An insurance company faced with continually increasing retiree medical costs recognized that the upward trend in healthcare costs would continue for the foreseeable future. The company was aware that other employers addressed this problem by severely curtailing or eliminating retiree medical benefits, but this option did not coincide with the company’s benefits philosophy—it wanted to preserve a benefit that its workforce highly valued. The company approached Milliman to recommend strategies to reduce current retiree medical costs as well as contain the volatility of future cost increases.
The Milliman team proposed two alternative methodologies. Each alternative specified the amount the company contributed to the plan. The retirees would pay the difference between the company contribution and the total cost of the plan. To illustrate the relative value of each alternative, the team developed a simulation model that quantified the effect of various contribution formulas on company and retiree cost sharing.
Option #1: fixed medical accounts
The first alternative was a fixed medical account from which retiree medical costs would be drawn. The amount for each recipient would be determined at retirement based on the retiree's age, length of service, and Medicare eligibility. This notional (non-funded) lump sum account would represent the company’s total contribution for the retiree’s lifetime. The account would be reduced each year by the cost of the plan. When the account balance reached zero, retirees would have to pay the annual cost of the plan themselves.
While this option fixed the employer's costs, the potential existed for the retiree to exhaust the funds prior to death, an option that did not fit into the company's benefits philosophy.
Option #2: retiree medical accounts
The second alternative the Milliman team proposed used a retiree medical account (RMA) approach that specified a dollar amount the company would contribute to each retiree's medical costs each year, with the amount determined upon an employee's retirement.
The formula reflected years of service and Medicare eligibility. Retirees with spouses would be allocated a larger contribution. For example, the formula could provide an annual RMA amount of $180 per year of service while a single retiree is under age 65, and $60 per year of service for years when the retiree would be eligible for Medicare. For married retirees, the amounts would be increased by 50%. The contribution amount could be increased each year to reflect inflation if conditions warrant such a change.
The RMA amount would be used to pay a portion of the retiree medical costs each year through the retiree's lifetime; retirees would pay the difference between the RMA amount and the medical plan's total cost. Under this scenario, a retiree with 30 years of service would receive an annual RMA amount of $5,400 at ages less than 65, and $1,800 beginning at age 65. If the total cost of the plan for retirees under 65 was $6,000, the RMA would pay $5,400 and the retiree would pay $600 out of pocket.

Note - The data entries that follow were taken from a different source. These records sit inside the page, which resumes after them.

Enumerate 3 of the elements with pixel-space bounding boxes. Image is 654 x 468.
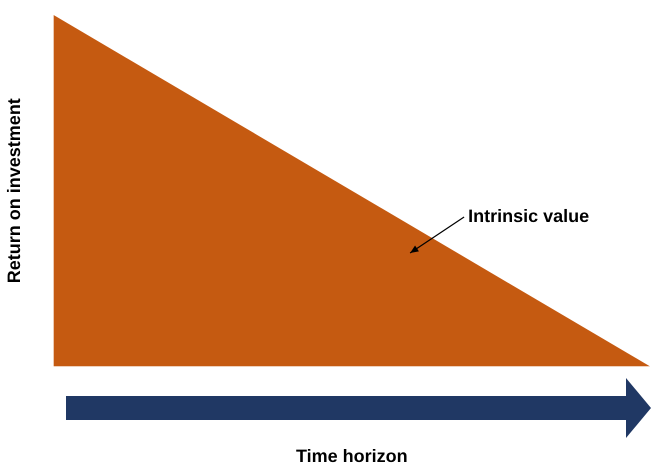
annotation: Intrinsic value [468, 206, 590, 226]
x-axis-title: Time horizon [296, 446, 408, 466]
y-axis-title: Return on investment [4, 98, 24, 284]
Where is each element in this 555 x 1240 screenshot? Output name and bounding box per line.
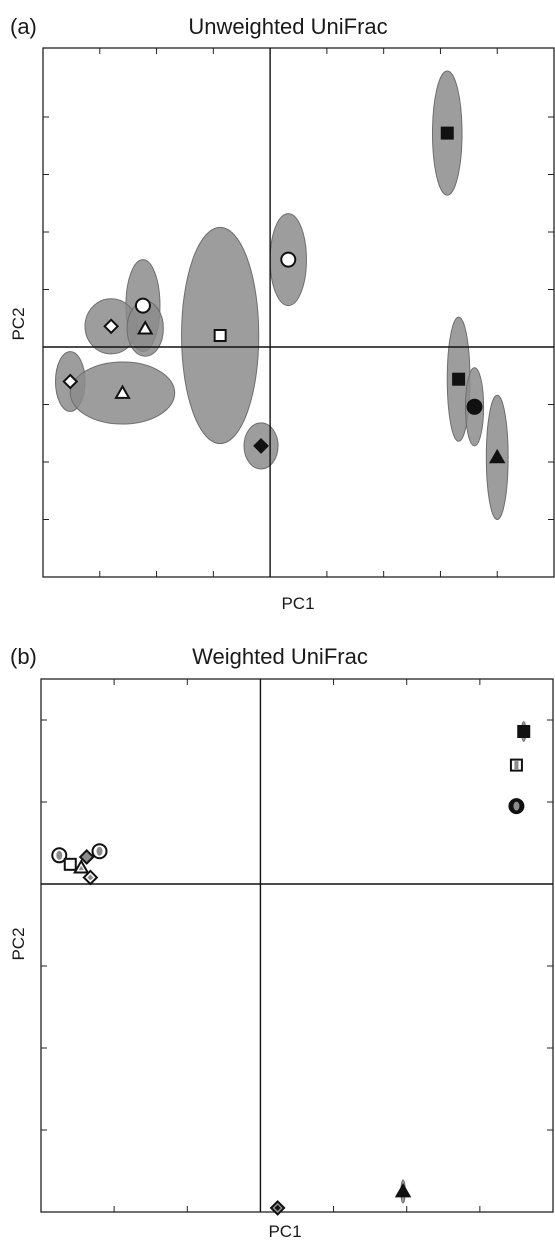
panel-a-plot-frame xyxy=(42,47,555,578)
panel-b-label: (b) xyxy=(10,644,37,669)
panel-a-point-circle-white xyxy=(280,251,297,268)
panel-b-ticks xyxy=(41,679,553,1212)
panel-b-ellipses xyxy=(275,721,527,1213)
panel-b-point-circle-white-gray xyxy=(51,847,68,864)
panel-b-point-triangle-black xyxy=(394,1182,412,1198)
panel-a-y-axis-label: PC2 xyxy=(9,307,28,340)
panel-b-point-circle-white-gray xyxy=(91,843,108,860)
panel-b-point-square-white xyxy=(63,857,77,871)
panel-b-point-square-black xyxy=(517,724,531,738)
panel-a-point-circle-black xyxy=(466,398,483,415)
panel-a-point-square-white xyxy=(213,329,227,342)
panel-a-point-square-black xyxy=(440,126,454,140)
panel-a-point-triangle-black xyxy=(488,448,506,464)
panel-a-ticks xyxy=(43,48,554,577)
panel-a-ellipses xyxy=(54,70,509,520)
panel-b-plot-frame xyxy=(40,678,554,1213)
panel-a-title: Unweighted UniFrac xyxy=(188,14,387,39)
panel-a-point-diamond-black xyxy=(253,437,269,454)
panel-b-point-diamond-gray-black xyxy=(269,1199,286,1216)
panel-a-points xyxy=(62,126,506,464)
panel-a: (a) Unweighted UniFrac PC1 PC2 xyxy=(9,14,555,613)
panel-b-zero-lines xyxy=(41,679,553,1212)
panel-a-zero-lines xyxy=(43,48,554,577)
panel-b-point-diamond-white-gray xyxy=(82,869,99,886)
panel-b-point-square-white-gray xyxy=(509,758,523,772)
panel-b-x-axis-label: PC1 xyxy=(268,1222,301,1240)
panel-b-point-diamond-gray xyxy=(78,849,95,865)
panel-a-point-diamond-white xyxy=(103,318,120,335)
panel-b-point-circle-black-gray xyxy=(508,798,525,815)
panel-a-point-circle-white xyxy=(134,297,151,314)
panel-b-point-triangle-white-gray xyxy=(73,859,90,874)
panel-a-label: (a) xyxy=(10,14,37,39)
panel-a-point-triangle-white xyxy=(136,320,154,335)
panel-b: (b) Weighted UniFrac PC1 PC2 xyxy=(9,644,554,1240)
panel-b-y-axis-label: PC2 xyxy=(9,927,28,960)
panel-a-point-diamond-white xyxy=(62,373,79,390)
panel-a-x-axis-label: PC1 xyxy=(281,594,314,613)
panel-a-point-triangle-white xyxy=(114,384,131,399)
panel-a-point-square-black xyxy=(452,372,466,386)
panel-b-title: Weighted UniFrac xyxy=(192,644,368,669)
panel-b-points xyxy=(51,724,531,1216)
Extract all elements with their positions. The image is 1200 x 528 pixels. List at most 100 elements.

Using the modeling tool, the RMA methodology was compared to the company's current cost-sharing formula and adjusted to preserve certain company contribution philosophies. The model also illustrated the effect of the RMA program on the company's retiree medical costs under various grandfathering scenarios.
Success on all fronts
The second alternative met all of the company's objectives. The contribution formula the Milliman team devised removed the link between company contributions and retiree medical costs, rewarded long service, and considered Medicare eligibility—all while limiting future contribution increases.
Convinced that it could afford to continue the retiree medical benefits highly valued by its workforce, the client instituted the RMA plan. The firm’s annual contributions to RMA accounts are presently scheduled to increase 5% per year. The company anticipates that its annual retiree medical cost will be reduced by more than 50%, and that it has successfully limited its exposure to future medical inflation.